Second, is amazing CGI. The cinematography in this movie makes it stands out above many other films in the way that it is able to so realistically portray different creatures. Through this effective CGI, the audience is able to perceive the apes as if they’re like humans. In particular, the scene that stood out most to me was when the gorilla sacrificed himself in order to save Caesar, and the closeup on the gorilla’s body being shot combined with his determined facial expression really emphasized the sacrifice he was making for what he truly believed in.

These two things, acting and cinematography, is what carried the film for me. Overall, I thought the concept of the overall plot structure was very simple: an ape grows up, he escapes human society, and the movie ends with a large fight. Yet despite its simplicity, the film is able to tell its story so effectively through pure style and technique.

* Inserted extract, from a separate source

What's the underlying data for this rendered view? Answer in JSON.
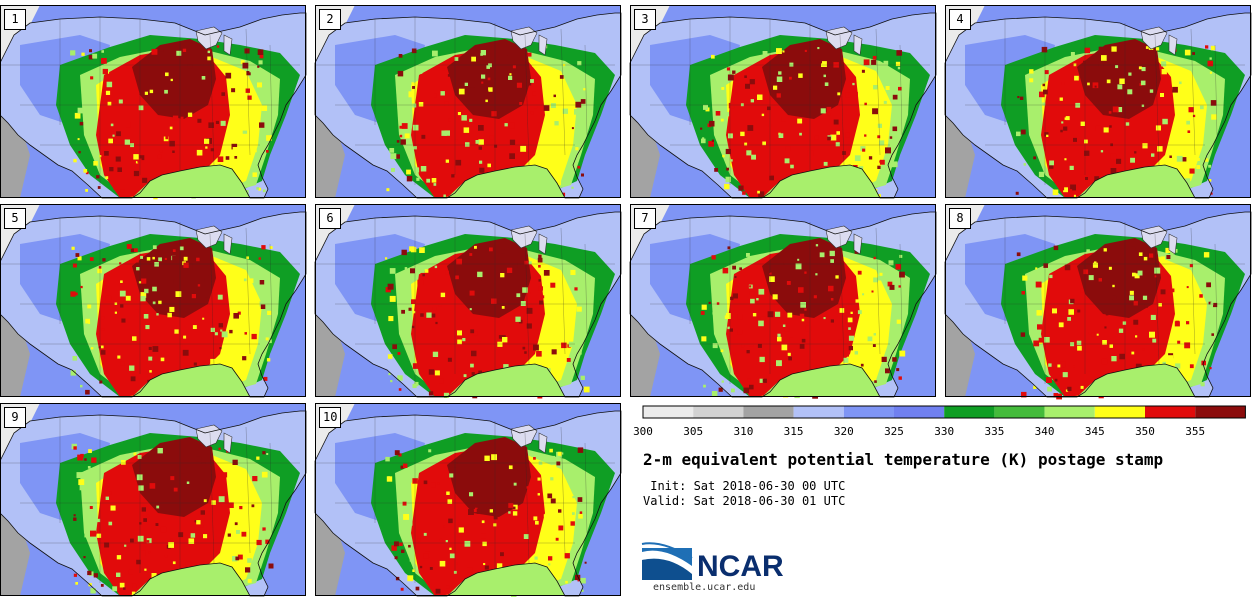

There are a few gripes I have with this film, even though they are extremely small. The first plot hole I had a little trouble comprehending was Caesar’s random ability to pick locks out of his cell. In addition, once he escaped, there was no security in the shelter at all, so Caesar could even go home to steal the canisters of ALZ-113, which seemed a little bit too unrealistic. Also, how did Caesar even know that ALZ-113 was in Franco’s possession, let alone existed? After all, he had only been treated, and seen, ALZ-112 before he was locked up. And how is Franco so easily able to smuggle out drugs?

Second, the pacing of this film seems a little slow at first, but picks up so quickly at the end that it certainly surprised me. The reason for this is because of the film exaggerating the sheer number of apes as they start to gather together. At first, we only see around 20 apes in the shelter, but by the time the apes escape, there seem to be dozens of them. By the time the apes arrive on the bridge, there are already hundreds of apes. Are there really hundreds of apes in San Francisco alone?

My third and final problem with this film is how it chooses certain apes to be “smart” in order to progress the film. In particular, in order to make the plot work out, Maurice (the orangutan), Rocket, and the gorilla all seemed to be already pretty smart when Caesar meets them, despite not receiving ALZ-113, whereas all of the other apes were much dumber.

Overall, despite having a very simple plot, Rise of the Planet of the Apes is nonetheless an amazing movie, supported by its incredible actors and stunning cinematography. This film is not for everybody (some people just aren’t able to appreciate the emotions of the characters and just take the plot at face-value, which greatly diminishes its effect), but I still recommend this movie to many.